Sauvé de toute force, de toute pensée, de toute conviction, de toute réalité sociale et économique qui nous rapproche de la mort plutôt que de la vie. Et non, on ne prêche pas tant le salut dans un au-delà projeté après notre mort — d’ailleurs doit-on vraiment se soucier de la mort depuis que le Christ est vivant ? — ,  que le salut qui, ici et maintenant, nous transporte au-delà de nos possibles, un salut qui nous invite à aller au-delà des limites que nous nous imposons, au-delà des murs et des séparations, au-delà de la méfiance et de la haine , au-delà du penser petit de soi-même et des autres ; au-delà de notre tristesse aussi, au-delà de notre honneur, au-delà de notre pessimisme qui enferme aujourd’hui trop de jeunes. Le salut qui nous est annoncé nous sauve de la polarisation croissante qui règne en maître, divisant les esprits autour des questions de santé et de justice sociale.  Cet Esprit rapprochera et donnera le courage de bâtir des ponts exactement de la même manière dont Jésus a rapproché, réconcilié, guéri et pansé . Je pense à cette jeune femme, Luna, bénévole de la Croix Rouge, qui console un migrant sénégalais sur les plages de Ceuta… Instant de pure humanité.

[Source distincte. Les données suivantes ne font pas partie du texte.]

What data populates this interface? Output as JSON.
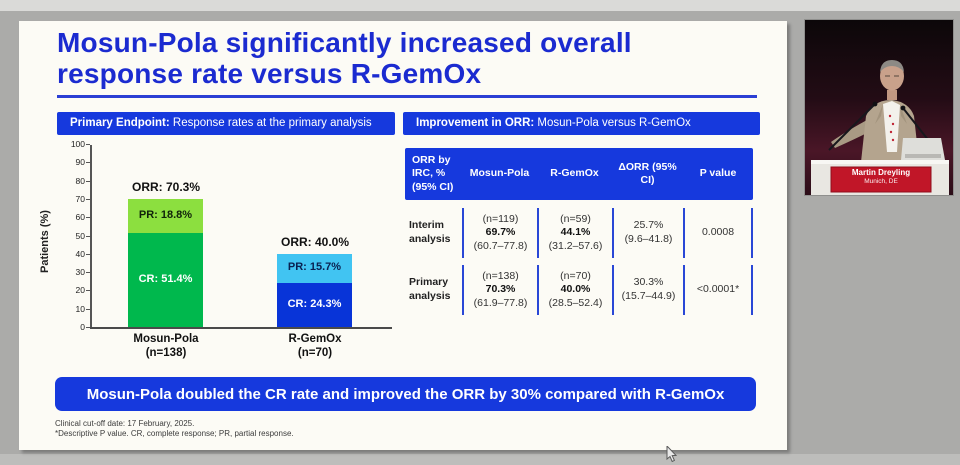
{
  "slide": {
    "title_line1": "Mosun-Pola significantly increased overall",
    "title_line2": "response rate versus R-GemOx",
    "left_panel_header_bold": "Primary Endpoint:",
    "left_panel_header_rest": " Response rates at the primary analysis",
    "right_panel_header_bold": "Improvement in ORR:",
    "right_panel_header_rest": " Mosun-Pola versus R-GemOx",
    "banner": "Mosun-Pola doubled the CR rate and improved the ORR by 30% compared with R-GemOx",
    "footnote_line1": "Clinical cut-off date: 17 February, 2025.",
    "footnote_line2": "*Descriptive P value. CR, complete response; PR, partial response."
  },
  "chart": {
    "ylabel": "Patients (%)",
    "bars": [
      {
        "orr": "ORR: 70.3%",
        "pr": "PR: 18.8%",
        "cr": "CR: 51.4%",
        "name": "Mosun-Pola",
        "n": "(n=138)"
      },
      {
        "orr": "ORR: 40.0%",
        "pr": "PR: 15.7%",
        "cr": "CR: 24.3%",
        "name": "R-GemOx",
        "n": "(n=70)"
      }
    ]
  },
  "chart_data": [
    {
      "type": "bar",
      "stacked": true,
      "title": "Primary Endpoint: Response rates at the primary analysis",
      "xlabel": "",
      "ylabel": "Patients (%)",
      "ylim": [
        0,
        100
      ],
      "yticks": [
        0,
        10,
        20,
        30,
        40,
        50,
        60,
        70,
        80,
        90,
        100
      ],
      "grid": false,
      "categories": [
        "Mosun-Pola (n=138)",
        "R-GemOx (n=70)"
      ],
      "series": [
        {
          "name": "CR",
          "values": [
            51.4,
            24.3
          ],
          "colors": [
            "#00b84d",
            "#0834d8"
          ]
        },
        {
          "name": "PR",
          "values": [
            18.8,
            15.7
          ],
          "colors": [
            "#8cdf3f",
            "#41c4f2"
          ]
        }
      ],
      "totals_annotations": [
        "ORR: 70.3%",
        "ORR: 40.0%"
      ]
    },
    {
      "type": "table",
      "title": "Improvement in ORR: Mosun-Pola versus R-GemOx",
      "columns": [
        "ORR by IRC, % (95% CI)",
        "Mosun-Pola",
        "R-GemOx",
        "ΔORR (95% CI)",
        "P value"
      ],
      "rows": [
        [
          "Interim analysis",
          "(n=119) 69.7% (60.7–77.8)",
          "(n=59) 44.1% (31.2–57.6)",
          "25.7% (9.6–41.8)",
          "0.0008"
        ],
        [
          "Primary analysis",
          "(n=138) 70.3% (61.9–77.8)",
          "(n=70) 40.0% (28.5–52.4)",
          "30.3% (15.7–44.9)",
          "<0.0001*"
        ]
      ]
    }
  ],
  "table": {
    "headers": [
      "ORR by IRC, % (95% CI)",
      "Mosun-Pola",
      "R-GemOx",
      "ΔORR (95% CI)",
      "P value"
    ],
    "rows": [
      {
        "label": "Interim analysis",
        "mosun": {
          "n": "(n=119)",
          "value": "69.7%",
          "ci": "(60.7–77.8)"
        },
        "rgemox": {
          "n": "(n=59)",
          "value": "44.1%",
          "ci": "(31.2–57.6)"
        },
        "delta": {
          "value": "25.7%",
          "ci": "(9.6–41.8)"
        },
        "pvalue": "0.0008"
      },
      {
        "label": "Primary analysis",
        "mosun": {
          "n": "(n=138)",
          "value": "70.3%",
          "ci": "(61.9–77.8)"
        },
        "rgemox": {
          "n": "(n=70)",
          "value": "40.0%",
          "ci": "(28.5–52.4)"
        },
        "delta": {
          "value": "30.3%",
          "ci": "(15.7–44.9)"
        },
        "pvalue": "<0.0001*"
      }
    ]
  },
  "video": {
    "speaker_name": "Martin Dreyling",
    "speaker_location": "Munich, DE"
  },
  "colors": {
    "title_blue": "#1b2bd0",
    "panel_blue": "#1639dd",
    "cr_green": "#00b84d",
    "pr_green": "#8cdf3f",
    "cr_blue": "#0834d8",
    "pr_blue": "#41c4f2",
    "nameplate_red": "#c11628",
    "slide_bg": "#fcfbf5",
    "page_gray": "#ababa9"
  }
}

Je pense à ces bénévoles qui accompagnent les personnes âgées vers les centre de vaccination, je pense à l’infirmière qui s’assied au bord du lit d’un patient qui ne guérira peut-être pas. Je pense aux jeunes qui vont de porte à porte pour nous sensibiliser à la Croix Rouge, Greenpeace ou Amnesty. Je pense à la maman musulmane qui apporte la soupe à son voisin de palier. Et je pense au grand-père qui, une fois par semaine, sillonne nos routes de campagne et ramasse les ordures que d’autres y ont ‘oubliées’.  Je pense à tous ces petits gestes qui nous humanisent au quotidien.  


Le récit de Pentecôte nous annonce ce que nous voyons : que l’Esprit de Vie, l’Esprit d’Amour, l’Esprit Saint, qui est en Christ comme il est en Dieu,  est agissant ; qu’il embrase  et anime des hommes et des femmes, des jeunes filles et des garçons, peu importe leur situation, leur statut social, toutes et tous sont concernés, sans distinction aucune. 

 

Je crois fermement que  l’Esprit est si libre, si vaste et si puissant, qu’il ne se cantonne pas à l’Église, ni même aux gens du Livre . Il suscite la vie là où il le veut, et là où les hommes et les femmes se laissent séduire par ses perspectives de paix, de justice, d’amour. Si l’Esprit peut passer incognito, on le reconnaîtra pourtant aux moindres traces de joie et de vie qu’il sème parmi nous et dans ce monde . A nous d’y être attentifs.



Amen


1. Marc Tetaz, L’enracinement de la Parole dans le culte : le sens de la fête de Pentecôte.